Слишком долго сидел он в тени, щеки побледнели у кающегося духом; почти умер он с голоду в своих ожиданиях.

Презрение еще в его взоре, и отвращение таится на его устах. Хотя отдыхает он теперь, но его отдых еще не на солнце.

Он должен был бы работать, как вол; и его счастье должно бы разить землею, а не презрением к земле.

Белым волом хотел бы я его видеть, идущим, фыркая и мыча, впереди плуга, – и его мычание должно бы хвалить все земное!

Темно еще его лицо; тень руки пробегает по нему. Затемнен еще взор его глаз.

Самое дело его есть еще тень на нем: рука затемняет того, кто трудится, не покладая рук. Еще не преодолел он своего дела.

Как люблю я в нем выю вола; но теперь хочу я еще видеть взор ангела.

И от воли своей героя должен он отучиться: вознесенным должен он быть для меня, а не только возвышенным, – сам эфир должен вознести его, лишенного воли!

Он победил чудовище, он разгадал загадки; но он должен еще победить своих чудовищ и разгадать свои загадки, в небесных детей должен он еще превратить их.

Еще не научилось его познание улыбаться и жить без зависти; еще не стих поток его страстей в красоте.

Поистине, не в сытости должно смолкнуть и утонуть его желание, а в красоте! Осанистость свойственна щедрости благородно мыслящего.

Закинув руку за голову – так должен был бы отдыхать герой, так должен был бы преодолевать он даже свой отдых.

Но именно для героя красота есть самая трудная вещь. Недостижима красота для всякой сильной воли.

Немного больше, немного меньше: именно это значит здесь много; это значит здесь всего больше.

Стоять с расслабленными мускулами и распряженной волей – это и есть самое трудное для всех вас, вы, возвышенные!

Когда власть становится милостивой и нисходит в видимое – красотой называю я такое нисхождение.

И ни от кого не требую я так красоты, как от тебя, могущественный; твоя доброта да будет твоим последним самопреодолением.

На всякое зло считаю я тебя способным; поэтому я и требую от тебя добра.

Поистине, я смеялся часто над слабыми, которые мнят себя добрыми, потому что у них расслабленные лапы.

К столпу добродетели должен ты стремиться: чем выше он подымается, тем становится он красивее и нежнее, а внутри тверже и выносливее.

Да, возвышенный, когда-нибудь должен ты быть прекрасным и держать зеркало перед своей собственной красотою.

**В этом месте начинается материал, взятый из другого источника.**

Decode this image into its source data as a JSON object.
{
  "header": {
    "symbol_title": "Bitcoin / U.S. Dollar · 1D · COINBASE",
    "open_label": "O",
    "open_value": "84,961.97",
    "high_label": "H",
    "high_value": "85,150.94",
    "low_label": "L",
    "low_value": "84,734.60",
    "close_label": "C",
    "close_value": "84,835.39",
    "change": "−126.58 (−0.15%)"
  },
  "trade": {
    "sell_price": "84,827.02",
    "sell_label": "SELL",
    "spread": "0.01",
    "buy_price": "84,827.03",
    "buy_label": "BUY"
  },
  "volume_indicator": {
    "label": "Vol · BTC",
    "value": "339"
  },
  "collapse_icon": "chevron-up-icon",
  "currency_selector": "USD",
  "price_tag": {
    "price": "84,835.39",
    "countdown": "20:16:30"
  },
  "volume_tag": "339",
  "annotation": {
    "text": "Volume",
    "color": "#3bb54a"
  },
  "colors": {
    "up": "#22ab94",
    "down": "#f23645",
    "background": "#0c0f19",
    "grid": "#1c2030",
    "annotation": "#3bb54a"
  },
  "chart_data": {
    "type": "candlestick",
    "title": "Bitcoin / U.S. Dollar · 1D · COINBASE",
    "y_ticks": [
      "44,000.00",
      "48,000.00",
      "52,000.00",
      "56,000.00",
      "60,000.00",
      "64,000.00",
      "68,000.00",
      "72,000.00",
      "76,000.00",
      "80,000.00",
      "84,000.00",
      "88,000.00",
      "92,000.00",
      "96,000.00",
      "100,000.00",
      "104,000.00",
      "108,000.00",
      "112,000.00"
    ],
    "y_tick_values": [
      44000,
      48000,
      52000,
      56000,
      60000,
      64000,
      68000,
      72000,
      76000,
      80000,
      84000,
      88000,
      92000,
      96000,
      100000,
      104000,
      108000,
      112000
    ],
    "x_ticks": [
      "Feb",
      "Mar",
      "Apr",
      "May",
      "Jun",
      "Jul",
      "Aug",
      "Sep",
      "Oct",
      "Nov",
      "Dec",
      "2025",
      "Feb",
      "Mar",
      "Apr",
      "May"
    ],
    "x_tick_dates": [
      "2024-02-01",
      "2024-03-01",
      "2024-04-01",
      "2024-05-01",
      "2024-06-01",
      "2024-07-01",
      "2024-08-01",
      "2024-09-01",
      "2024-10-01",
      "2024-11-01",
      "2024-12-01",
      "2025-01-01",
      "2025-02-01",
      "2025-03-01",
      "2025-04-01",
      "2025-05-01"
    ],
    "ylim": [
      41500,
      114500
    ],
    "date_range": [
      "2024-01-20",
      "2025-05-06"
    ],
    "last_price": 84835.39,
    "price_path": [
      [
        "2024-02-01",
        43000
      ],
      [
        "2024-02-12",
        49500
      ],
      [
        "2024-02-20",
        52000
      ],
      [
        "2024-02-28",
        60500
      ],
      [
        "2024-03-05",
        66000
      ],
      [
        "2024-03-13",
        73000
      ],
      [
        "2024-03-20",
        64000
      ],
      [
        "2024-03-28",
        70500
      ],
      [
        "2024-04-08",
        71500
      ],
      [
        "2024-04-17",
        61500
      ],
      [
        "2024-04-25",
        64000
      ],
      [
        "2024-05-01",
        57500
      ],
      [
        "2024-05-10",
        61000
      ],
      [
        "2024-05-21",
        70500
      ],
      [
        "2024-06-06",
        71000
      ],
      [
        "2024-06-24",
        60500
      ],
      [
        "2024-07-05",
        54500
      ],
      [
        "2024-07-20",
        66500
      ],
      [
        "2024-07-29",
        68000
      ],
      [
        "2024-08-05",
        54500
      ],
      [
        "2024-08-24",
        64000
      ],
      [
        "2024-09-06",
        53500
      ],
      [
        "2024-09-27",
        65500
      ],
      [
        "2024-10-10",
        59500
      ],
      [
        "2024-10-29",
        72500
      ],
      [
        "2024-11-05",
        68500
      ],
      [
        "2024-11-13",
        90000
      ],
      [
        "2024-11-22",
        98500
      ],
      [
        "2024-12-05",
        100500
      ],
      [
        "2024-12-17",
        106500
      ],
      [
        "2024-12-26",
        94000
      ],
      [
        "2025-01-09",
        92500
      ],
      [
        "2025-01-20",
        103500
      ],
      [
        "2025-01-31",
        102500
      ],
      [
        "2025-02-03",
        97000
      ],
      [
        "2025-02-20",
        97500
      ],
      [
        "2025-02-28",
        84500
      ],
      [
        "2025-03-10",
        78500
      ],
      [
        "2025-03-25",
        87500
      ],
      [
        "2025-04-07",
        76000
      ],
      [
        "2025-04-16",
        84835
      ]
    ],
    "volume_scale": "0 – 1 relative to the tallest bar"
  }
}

Тогда твоя душа будет содрогаться от божественных вожделений – и поклонение будет в твоем тщеславии!

Это и есть тайна души: только когда герой покинул ее, приближается к ней, в сновидении, – сверхгерой. –

Так говорил Заратустра.

О стране культуры

Слишком далеко залетел я в будущее; ужас напал на меня.

И, оглянувшись кругом, я увидел, что время было моим единственным современником.

Тогда бежал я назад домой – и спешил все быстрее; так пришел я к вам, вы, современники, и в страну культуры.

Впервые посмотрел я на вас как следует и с добрыми желаниями; поистине, с тоскою в сердце пришел я.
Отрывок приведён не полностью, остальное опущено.